Что-то в его тоне и взгляде Смолину не нравилось до чрезвычайности. Те трупы, что уже имеются, конечно, на совести не этого мозгляка, а кого-то другого (на сей счет есть твердые предположения), но в подобной ситуации и такой вот музейный крысеныш может решиться, пальнуть в затылок связанному человеку. Как-никак семь доподлинных яиц Фаберже. Свидетелей нет. Выстрел из «Коровина» прозвучит совсем негромко. Никто здесь Евтеева не видел, он может уйти спокойно, тщательно обтереть пушку от своих отпечатков (детективы наверняка читал и смотрел), выбросить ее за углом… И кто потом что докажет? А если каким-то чудом и докажут, Смолина это не будет волновать, его уже ничего не будет волновать…

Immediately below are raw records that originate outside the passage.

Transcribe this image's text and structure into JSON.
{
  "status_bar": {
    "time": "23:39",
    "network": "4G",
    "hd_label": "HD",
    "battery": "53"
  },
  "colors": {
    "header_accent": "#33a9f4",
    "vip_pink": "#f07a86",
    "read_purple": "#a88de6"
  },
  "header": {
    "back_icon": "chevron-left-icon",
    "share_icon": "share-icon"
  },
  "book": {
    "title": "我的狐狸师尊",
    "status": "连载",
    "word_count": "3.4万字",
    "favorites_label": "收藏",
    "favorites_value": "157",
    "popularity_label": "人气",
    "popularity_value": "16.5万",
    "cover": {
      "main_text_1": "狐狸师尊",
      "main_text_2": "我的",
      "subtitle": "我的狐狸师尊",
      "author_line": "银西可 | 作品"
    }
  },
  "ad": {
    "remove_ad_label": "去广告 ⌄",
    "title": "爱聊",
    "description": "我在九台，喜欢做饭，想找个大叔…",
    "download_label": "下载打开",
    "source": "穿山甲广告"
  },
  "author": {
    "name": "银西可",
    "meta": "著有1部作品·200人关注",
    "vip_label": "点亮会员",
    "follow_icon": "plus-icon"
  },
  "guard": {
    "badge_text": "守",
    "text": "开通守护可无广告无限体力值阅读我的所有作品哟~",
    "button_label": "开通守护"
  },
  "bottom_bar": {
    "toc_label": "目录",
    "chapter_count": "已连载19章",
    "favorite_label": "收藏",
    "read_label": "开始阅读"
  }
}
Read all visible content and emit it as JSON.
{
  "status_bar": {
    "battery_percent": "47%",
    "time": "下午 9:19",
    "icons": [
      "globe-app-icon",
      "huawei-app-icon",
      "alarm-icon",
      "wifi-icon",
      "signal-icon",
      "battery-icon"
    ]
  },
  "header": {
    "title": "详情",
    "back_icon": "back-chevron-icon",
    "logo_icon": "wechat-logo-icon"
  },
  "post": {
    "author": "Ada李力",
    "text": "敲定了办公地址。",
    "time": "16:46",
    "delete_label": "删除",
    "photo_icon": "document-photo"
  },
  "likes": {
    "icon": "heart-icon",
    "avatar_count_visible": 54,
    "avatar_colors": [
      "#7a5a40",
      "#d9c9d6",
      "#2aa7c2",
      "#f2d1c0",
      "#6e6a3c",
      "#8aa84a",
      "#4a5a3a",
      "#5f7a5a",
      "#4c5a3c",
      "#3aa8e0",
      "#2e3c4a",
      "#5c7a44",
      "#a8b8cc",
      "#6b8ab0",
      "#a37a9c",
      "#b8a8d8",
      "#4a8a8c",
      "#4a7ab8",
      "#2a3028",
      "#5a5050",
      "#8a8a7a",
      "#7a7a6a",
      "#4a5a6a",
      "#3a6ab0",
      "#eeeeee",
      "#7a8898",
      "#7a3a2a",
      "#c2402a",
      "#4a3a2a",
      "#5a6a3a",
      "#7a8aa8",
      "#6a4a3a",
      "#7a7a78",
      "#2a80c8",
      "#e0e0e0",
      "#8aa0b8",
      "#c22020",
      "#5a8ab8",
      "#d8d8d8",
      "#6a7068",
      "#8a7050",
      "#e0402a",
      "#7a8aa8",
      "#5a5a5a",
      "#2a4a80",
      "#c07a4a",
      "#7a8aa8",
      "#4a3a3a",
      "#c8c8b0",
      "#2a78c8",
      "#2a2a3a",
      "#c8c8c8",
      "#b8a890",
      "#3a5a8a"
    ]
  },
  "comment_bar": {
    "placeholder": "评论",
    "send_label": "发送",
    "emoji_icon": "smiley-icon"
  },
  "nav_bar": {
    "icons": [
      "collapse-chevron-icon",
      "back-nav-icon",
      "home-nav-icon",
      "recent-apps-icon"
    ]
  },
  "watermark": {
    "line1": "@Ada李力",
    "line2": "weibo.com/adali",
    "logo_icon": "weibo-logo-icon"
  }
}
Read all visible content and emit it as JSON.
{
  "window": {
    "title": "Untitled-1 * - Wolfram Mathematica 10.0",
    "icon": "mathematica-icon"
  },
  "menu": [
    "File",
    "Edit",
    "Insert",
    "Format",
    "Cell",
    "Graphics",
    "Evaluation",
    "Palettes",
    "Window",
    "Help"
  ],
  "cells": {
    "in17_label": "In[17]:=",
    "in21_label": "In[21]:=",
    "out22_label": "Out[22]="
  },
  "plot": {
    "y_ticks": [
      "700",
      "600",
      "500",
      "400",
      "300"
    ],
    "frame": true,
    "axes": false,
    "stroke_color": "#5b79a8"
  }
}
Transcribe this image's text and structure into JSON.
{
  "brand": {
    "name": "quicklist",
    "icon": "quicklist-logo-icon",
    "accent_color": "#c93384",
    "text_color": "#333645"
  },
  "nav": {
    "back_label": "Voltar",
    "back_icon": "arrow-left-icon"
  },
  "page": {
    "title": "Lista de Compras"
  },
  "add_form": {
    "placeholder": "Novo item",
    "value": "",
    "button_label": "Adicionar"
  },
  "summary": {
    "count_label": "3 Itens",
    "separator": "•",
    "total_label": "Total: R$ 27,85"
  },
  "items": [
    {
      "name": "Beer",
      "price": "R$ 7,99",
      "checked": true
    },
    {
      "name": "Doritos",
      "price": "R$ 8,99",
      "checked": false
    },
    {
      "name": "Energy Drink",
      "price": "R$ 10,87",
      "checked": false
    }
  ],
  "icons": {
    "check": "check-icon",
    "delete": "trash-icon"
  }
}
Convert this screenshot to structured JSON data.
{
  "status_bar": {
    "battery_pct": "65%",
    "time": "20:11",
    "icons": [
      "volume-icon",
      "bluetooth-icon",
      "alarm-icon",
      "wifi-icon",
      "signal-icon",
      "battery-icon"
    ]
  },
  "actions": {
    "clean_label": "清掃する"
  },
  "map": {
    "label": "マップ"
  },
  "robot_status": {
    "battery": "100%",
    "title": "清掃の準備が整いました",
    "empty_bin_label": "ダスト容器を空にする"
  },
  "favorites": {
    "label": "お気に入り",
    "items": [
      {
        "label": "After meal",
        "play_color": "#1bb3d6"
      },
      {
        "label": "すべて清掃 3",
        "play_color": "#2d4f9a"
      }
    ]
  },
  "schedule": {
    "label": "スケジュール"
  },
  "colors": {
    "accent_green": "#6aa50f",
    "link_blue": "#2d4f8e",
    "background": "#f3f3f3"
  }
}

– Рискуешь ведь, тварь… – процедил он, чтобы кое-что прозондировать.

– Интересно, чем? – усмехнулся Евтеев. – Голубь ты мой залетный, я трое суток от окна не отходил. В соседнем доме. Я там давненько квартиру снял, хозяин переезжает, ему наплевать, пьет сейчас где-нибудь… Трое суток я там торчал, ты понял? Снаружи – никого, ты своих мордоворотов отправил спать, ага? Надоело вам пасти, ждать, верно? Так что я тебя перетерпел… Оправдалось…

– Не спорю, – сказал Смолин. – Значит, в рукописи были все же наводки…

– То-то и оно. Особенно, если ее читать вкупе с теми материалами, что у старика имелись…

– Вы его грохнули, – сказал Смолин, – старичка. Много ли ему надо – разок булыжником… И Витька. И Лухманова…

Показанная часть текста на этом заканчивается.